Habis Rp 222 T Beli GPU, Penambang Kripto Terancam Nganggur

Jakarta, CNBC Indonesia - Sejak akhir 2020, cryptocurrency mengalami kenaikan harga yang drastis. Ini menyebabkan jutaan orang membeli kartu grafis secara eceran untuk menambang Ethereum, tujuannya untuk menghasilkan uang dengan cara cepat.
Pada saat yang sama, AMD dan Nvidia meluncurkan GPU generasi baru mereka, yang menampilkan peningkatan kinerja yang sangat besar dibandingkan dengan dengan pendahulunya, membuat banyak gamer ingin melakukan upgrade.
![]() |
Permintaan jauh melebihi pasokan dan membuat harga meroket, dengan calo perangkat keras yang malah memperburuk keadaan. Menurut Jon Peddie Research, harga jual rata-rata kartu grafis tambahan melonjak dari lebih dari US$400 pada tahun 2019 menjadi hampir US$800 tahun lalu.
Sebuah laporan menyebutkan penambang Ethereum telah menghabiskan sekitar US$15 miliar (sekitar Rp Rp 222 triliun) untuk GPU selama 1,5 tahun terakhir.

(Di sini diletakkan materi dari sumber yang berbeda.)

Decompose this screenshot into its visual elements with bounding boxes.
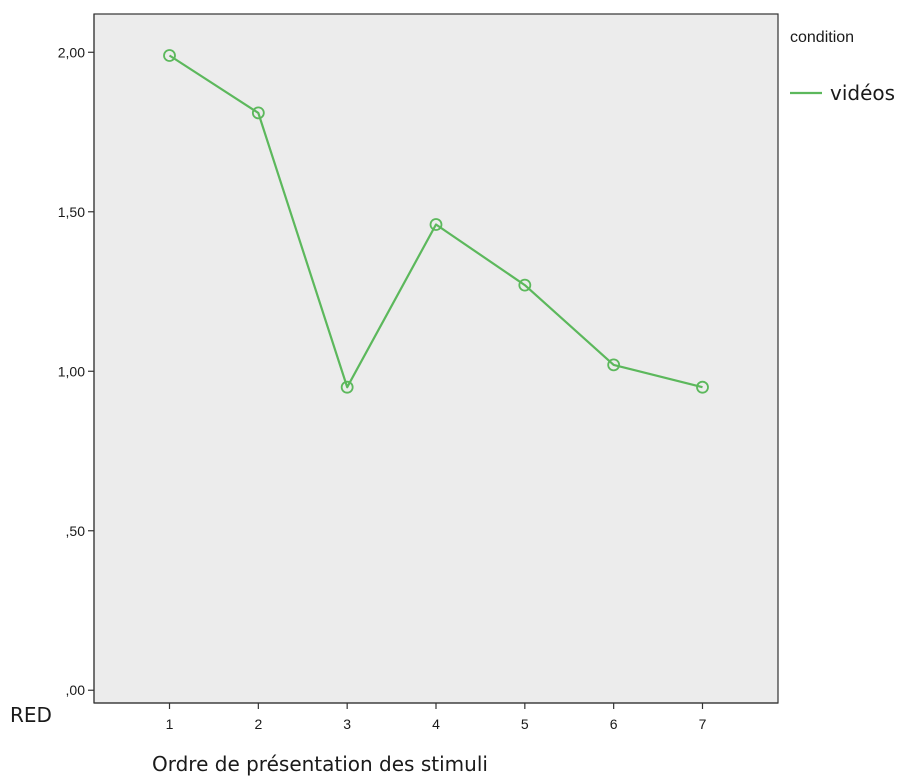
data-point-marker [607,358,621,372]
legend-label-videos: vidéos [830,81,895,105]
data-point-marker [518,278,532,292]
x-tick-label: 4 [432,716,440,732]
y-tick-label: 2,00 [58,44,85,60]
series-line-0 [168,54,703,389]
y-tick-label: 1,50 [58,204,85,220]
x-tick-label: 2 [254,716,262,732]
series-layer [163,49,709,394]
x-tick-label: 5 [521,716,529,732]
x-axis-title: Ordre de présentation des stimuli [152,752,488,776]
data-point-marker [251,106,265,120]
data-point-marker [163,49,176,62]
plot-background [93,13,779,704]
x-tick-label: 3 [343,716,351,732]
y-tick-label: 1,00 [58,363,85,379]
y-tick-label: ,00 [66,682,86,698]
legend: condition vidéos [790,29,895,105]
x-tick-label: 6 [610,716,618,732]
plot-area-group [93,13,779,704]
x-tick-label: 1 [166,716,174,732]
y-axis-title: RED [10,703,52,727]
data-point-marker [696,380,709,394]
x-axis-ticks: 1 2 3 4 5 6 7 [166,703,707,732]
y-axis-ticks: ,00 ,50 1,00 1,50 2,00 [58,44,94,698]
data-point-marker [340,380,354,394]
y-tick-label: ,50 [66,523,86,539]
x-tick-label: 7 [699,716,707,732]
data-point-marker [429,218,443,231]
legend-title: condition [790,29,854,46]
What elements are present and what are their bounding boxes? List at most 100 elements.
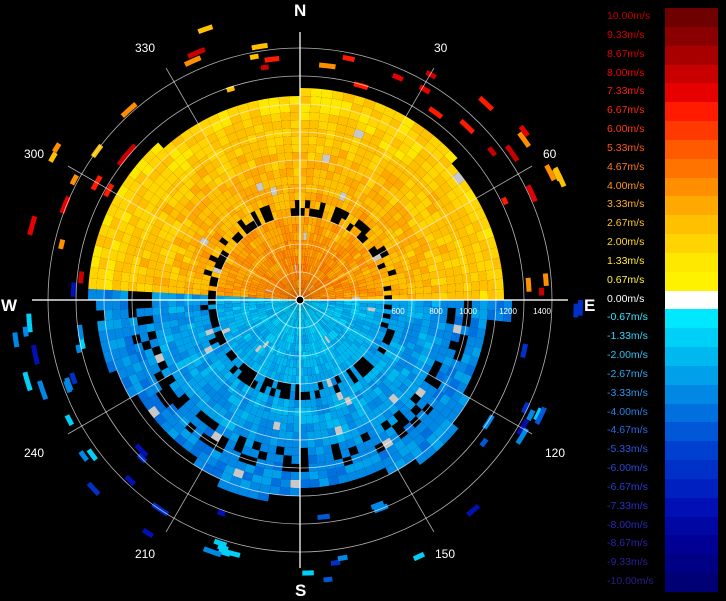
velocity-cell — [265, 452, 276, 462]
velocity-cell — [288, 300, 297, 303]
velocity-cell — [286, 423, 294, 432]
legend-swatch — [665, 234, 718, 254]
velocity-cell — [144, 201, 156, 214]
velocity-cell — [194, 320, 204, 328]
velocity-cell — [323, 314, 332, 320]
velocity-cell — [405, 439, 419, 453]
velocity-cell — [260, 316, 269, 322]
velocity-cell — [142, 150, 156, 164]
velocity-cell — [346, 118, 359, 129]
velocity-cell — [240, 249, 250, 258]
velocity-cell — [308, 455, 318, 464]
velocity-cell — [303, 302, 310, 308]
velocity-cell — [457, 193, 470, 206]
velocity-cell — [139, 378, 152, 390]
velocity-cell — [257, 267, 266, 275]
velocity-cell — [357, 334, 366, 342]
velocity-cell — [309, 342, 314, 351]
velocity-cell — [455, 308, 464, 318]
outer-echo-cell — [525, 184, 538, 203]
velocity-cell — [189, 367, 200, 378]
velocity-cell — [343, 304, 352, 309]
velocity-cell — [287, 317, 292, 326]
velocity-cell — [305, 256, 310, 265]
velocity-cell — [468, 355, 479, 368]
velocity-cell — [394, 130, 407, 143]
velocity-cell — [353, 350, 363, 360]
velocity-cell — [447, 291, 456, 300]
velocity-cell — [232, 164, 244, 176]
velocity-cell — [417, 353, 428, 364]
velocity-cell — [300, 288, 304, 297]
velocity-cell — [259, 280, 268, 286]
velocity-cell — [420, 427, 433, 440]
velocity-cell — [309, 306, 317, 312]
velocity-cell — [236, 380, 246, 391]
velocity-cell — [241, 471, 254, 482]
velocity-cell — [274, 319, 282, 327]
velocity-cell — [272, 354, 279, 364]
velocity-cell — [319, 318, 327, 326]
velocity-cell — [319, 218, 326, 228]
velocity-cell — [439, 307, 448, 316]
velocity-cell — [264, 321, 273, 328]
velocity-cell — [431, 229, 443, 240]
velocity-cell — [311, 296, 320, 299]
velocity-cell — [174, 433, 187, 447]
velocity-cell — [286, 375, 293, 384]
velocity-cell — [224, 300, 233, 304]
velocity-cell — [310, 325, 315, 334]
velocity-cell — [160, 179, 173, 192]
velocity-cell — [283, 306, 291, 312]
velocity-cell — [154, 353, 165, 364]
velocity-cell — [319, 169, 328, 179]
velocity-cell — [301, 303, 306, 311]
velocity-cell — [168, 147, 182, 161]
velocity-cell — [407, 356, 418, 366]
velocity-cell — [413, 318, 423, 326]
velocity-cell — [341, 283, 351, 289]
outer-echo-cell — [264, 56, 280, 63]
legend-label: 10.00m/s — [607, 10, 651, 22]
velocity-cell — [382, 212, 393, 223]
velocity-cell — [430, 278, 440, 287]
velocity-cell — [452, 324, 462, 335]
velocity-cell — [206, 455, 219, 468]
velocity-cell — [405, 147, 419, 161]
velocity-cell — [386, 144, 399, 156]
velocity-cell — [294, 399, 300, 408]
velocity-cell — [399, 404, 411, 416]
velocity-cell — [365, 314, 375, 320]
velocity-cell — [249, 166, 260, 177]
velocity-cell — [325, 170, 335, 181]
velocity-cell — [181, 439, 195, 453]
velocity-cell — [318, 177, 326, 187]
velocity-cell — [420, 347, 431, 357]
radar-ppi-plot[interactable]: 600 800 1000 1200 1400 — [0, 0, 600, 600]
velocity-cell — [269, 485, 281, 495]
velocity-cell — [294, 311, 298, 320]
velocity-cell — [300, 176, 307, 185]
velocity-cell — [367, 288, 376, 293]
velocity-cell — [304, 319, 308, 328]
velocity-cell — [327, 294, 336, 298]
velocity-cell — [389, 314, 399, 321]
velocity-cell — [469, 317, 480, 329]
velocity-cell — [390, 368, 401, 379]
velocity-cell — [291, 248, 296, 257]
velocity-cell — [244, 126, 256, 137]
velocity-cell — [314, 152, 324, 162]
velocity-cell — [383, 290, 392, 296]
velocity-cell — [397, 315, 407, 323]
velocity-cell — [393, 330, 403, 339]
velocity-cell — [431, 285, 440, 294]
velocity-cell — [350, 383, 359, 394]
velocity-cell — [415, 300, 424, 307]
velocity-cell — [310, 291, 319, 296]
velocity-cell — [353, 240, 363, 250]
velocity-cell — [150, 225, 162, 237]
velocity-cell — [294, 248, 298, 257]
velocity-cell — [302, 291, 309, 298]
velocity-cell — [272, 294, 281, 297]
velocity-cell — [360, 157, 371, 169]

Angka itu tidak termasuk biaya CPU, motherboard, PSU, dan komponen lain yang diperlukan untuk rig penambangan, demikian dikutip dari Techspot, Rabu (22/6/2022)
Data tersebut berasal dari Bitpro Consulting, sebuah perusahaan yang berspesialisasi dalam pembelian dan perbaikan perangkat keras penambangan kripto.
Orang-orang yang terjun menjadi penambang sejak dini mendapat untung besar dari investasi mereka. Namun, Ethereum telah turun nilainya lebih dari 80 persen sejak puncaknya tahun lalu.
Selain itu, setelah Ethereum beralih ke model validasi, para pembeli GPU tidak lagi dapat menambang Ether. Langkah itu akan dimulai pada Agustus, meskipun ada kemungkinan tertunda.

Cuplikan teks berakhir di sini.